Molo Talks BTL Loans; Brokers discuss lender empathy on Lenders Live

Francesca Carlesi, co-founder and CEO of Molo, said the digital mortgage lender is now in a “better position” and has “learned our lessons” after temporarily suspending its buy-to-let (BTL) lending earlier this year have “funding questions”.

Lending was suspended in April due to “recent changes in capital markets” from where Molo gets its funding, rather than through customer deposits as is the case with bank lenders.

The changes were due to both “peak inflation” and a rate hike implemented by the Bank of England.

Speaking at the Lenders Live LinkedIn panel hosted by the Knowledge Bank, Carlesi explained: “You don’t expect it, but it happens. Capital markets are probably less patient than other types of financing and unfortunately some of them overreact to market changes.”
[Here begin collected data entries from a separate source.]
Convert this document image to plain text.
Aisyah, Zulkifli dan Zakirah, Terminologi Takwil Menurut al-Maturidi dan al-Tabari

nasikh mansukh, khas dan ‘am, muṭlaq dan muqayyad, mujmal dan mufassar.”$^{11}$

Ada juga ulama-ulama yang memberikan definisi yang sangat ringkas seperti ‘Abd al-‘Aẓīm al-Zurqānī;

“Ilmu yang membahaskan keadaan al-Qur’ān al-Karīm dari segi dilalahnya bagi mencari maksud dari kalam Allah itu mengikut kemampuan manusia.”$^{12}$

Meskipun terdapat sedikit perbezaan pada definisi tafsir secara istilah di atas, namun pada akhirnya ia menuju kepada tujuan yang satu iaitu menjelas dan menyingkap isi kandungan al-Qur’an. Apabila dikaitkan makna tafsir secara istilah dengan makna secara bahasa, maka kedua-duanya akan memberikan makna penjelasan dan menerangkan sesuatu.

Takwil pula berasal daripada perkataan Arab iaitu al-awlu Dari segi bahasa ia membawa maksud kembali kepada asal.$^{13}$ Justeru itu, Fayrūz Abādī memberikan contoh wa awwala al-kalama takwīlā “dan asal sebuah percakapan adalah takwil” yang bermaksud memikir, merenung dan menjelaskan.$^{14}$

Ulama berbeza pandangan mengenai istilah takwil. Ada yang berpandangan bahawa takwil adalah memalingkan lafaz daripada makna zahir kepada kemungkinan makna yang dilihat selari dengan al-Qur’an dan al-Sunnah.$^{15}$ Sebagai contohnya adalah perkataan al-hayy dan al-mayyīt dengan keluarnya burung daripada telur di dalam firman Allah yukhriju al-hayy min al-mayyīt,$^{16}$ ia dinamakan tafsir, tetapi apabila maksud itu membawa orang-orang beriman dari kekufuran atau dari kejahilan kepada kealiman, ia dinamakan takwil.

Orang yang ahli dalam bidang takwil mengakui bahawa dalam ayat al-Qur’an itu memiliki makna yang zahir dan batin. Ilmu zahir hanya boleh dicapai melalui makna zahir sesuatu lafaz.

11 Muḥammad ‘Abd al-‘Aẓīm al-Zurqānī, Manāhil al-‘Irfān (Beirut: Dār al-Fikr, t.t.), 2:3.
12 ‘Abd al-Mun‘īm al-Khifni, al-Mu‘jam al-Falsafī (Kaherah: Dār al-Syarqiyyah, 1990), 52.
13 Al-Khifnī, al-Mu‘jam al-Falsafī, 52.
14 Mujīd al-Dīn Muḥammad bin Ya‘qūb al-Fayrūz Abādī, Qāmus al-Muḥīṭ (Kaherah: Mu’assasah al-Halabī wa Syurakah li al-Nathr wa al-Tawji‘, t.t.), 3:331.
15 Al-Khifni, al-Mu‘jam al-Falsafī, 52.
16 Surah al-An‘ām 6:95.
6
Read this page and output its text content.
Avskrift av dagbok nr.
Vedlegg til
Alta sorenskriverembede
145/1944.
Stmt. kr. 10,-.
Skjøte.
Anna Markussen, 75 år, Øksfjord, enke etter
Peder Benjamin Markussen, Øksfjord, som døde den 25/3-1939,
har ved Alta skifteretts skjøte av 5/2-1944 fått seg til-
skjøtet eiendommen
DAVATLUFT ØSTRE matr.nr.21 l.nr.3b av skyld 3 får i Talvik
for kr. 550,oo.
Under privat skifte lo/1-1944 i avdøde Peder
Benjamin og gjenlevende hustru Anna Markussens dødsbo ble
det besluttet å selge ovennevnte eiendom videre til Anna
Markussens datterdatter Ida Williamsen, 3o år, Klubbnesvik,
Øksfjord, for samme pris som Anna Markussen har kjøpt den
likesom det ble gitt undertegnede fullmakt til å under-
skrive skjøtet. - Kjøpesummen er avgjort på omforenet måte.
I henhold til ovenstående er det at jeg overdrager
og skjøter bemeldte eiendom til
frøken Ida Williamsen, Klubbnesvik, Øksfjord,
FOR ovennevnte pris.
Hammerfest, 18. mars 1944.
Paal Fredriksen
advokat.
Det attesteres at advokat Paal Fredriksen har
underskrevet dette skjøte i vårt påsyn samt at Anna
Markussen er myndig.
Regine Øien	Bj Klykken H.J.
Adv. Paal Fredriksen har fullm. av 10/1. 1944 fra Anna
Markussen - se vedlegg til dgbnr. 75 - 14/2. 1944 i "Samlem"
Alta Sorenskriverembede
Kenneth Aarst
“As a result, we negotiated that we would just keep financing mortgages because we didn’t have to offer our customers for no reason and we had no choice but to reevaluate some of the outstanding offers.”

“We did this because we wanted to be able to fulfill any and all offers to our customers and I am proud to say that despite the severe problems that our financiers created for Molo, we are still in were able to fulfill all outstanding offers Inevitably, given the sudden change, we had to undertake a significant re-evaluation. We didn’t reassess the entire pipeline, we only reassessed the pipeline for three weeks so probably 30 or 40 clients in total and now we have put in place a new line of funding which has allowed us to complete the completions on normal terms and also to resume giving us access to a more stable and reasonable source of funding than before.”

Carlesi said: “Right now the storm is over but it was quite an intense moment. In a way, we had no other choice. The good news now is that we have set things up even more securely than before.”

From an agent’s perspective, she noted that the situation was “not great,” but explained that Molo “has been trying to communicate with everyone, like e.g. e.g. clients and brokers, and explain the reasons for this”.

“In a way, we had no other choice. The good news now is that we have set things up even more securely than before.”

Ying Tan, Non-Executive Director and Moderator of Knowledge Bank, stated, “Communication with brokers is essential when things like this suddenly happen. There are many factors that are beyond the control of lenders and certainly brokers, but it is really important that communication and transparency are key to minimizing this shock.”

Meanwhile, Craig McKinlay, new managing director of Kensington Mortgages said: “The market is tough and there are no clear, easy answers. Essentially, it’s all about choosing your poison and deciding the pros and cons. You have to find a way to deal with it as best you can.”

Marketing gimmicks or lender empathy?

Earlier this month, due to the high volume of mortgage applications, Santander granted a temporary one-month extension to the mortgage offer for the remortgage and purchase.

The Lenders Live panel discussed whether they thought this type of offering was a “marketing gimmick” to build goodwill, or whether the lender is showing genuine empathy towards customers and brokers during this challenging time.

Coreco CEO Andrew Montlake described it as “a great move” that he finds “really interesting.”

“I’d like to see old lenders really understand that the process is now being extended. You used to be able to go from application to completion in three months, but now that has shifted to four, five, or even seven months. The whole process gets longer as lenders get swamped.”

“As brokers we fully understand and understand that we should not abuse lenders, we should celebrate lenders who give us the 48 hours or do things like Santander did. I don’t think it’s a gimmick, I think it’s a real understanding of what’s happening in the market and it’s appreciated.”

“It also shows that lenders value brokers and understand what is at stake. Yes it gives them a little bit more time to process stuff, but that’s a reasonable thing, it’s very welcome and I’d like to see other lenders follow suit.”

Steve Griffiths, Mortgage Lender’s sales and product director, suggested that “there is no bad side to what Santander has done”.

“I think a great, great initiative, it might be a bit more complicated for smaller and more specialized lenders to replicate. However, we’re looking at technology and processes and what can we do to ensure that this customer journey is as smooth as possible, whether it’s an initial offer, an offer extension or whatever,” adds Griffiths.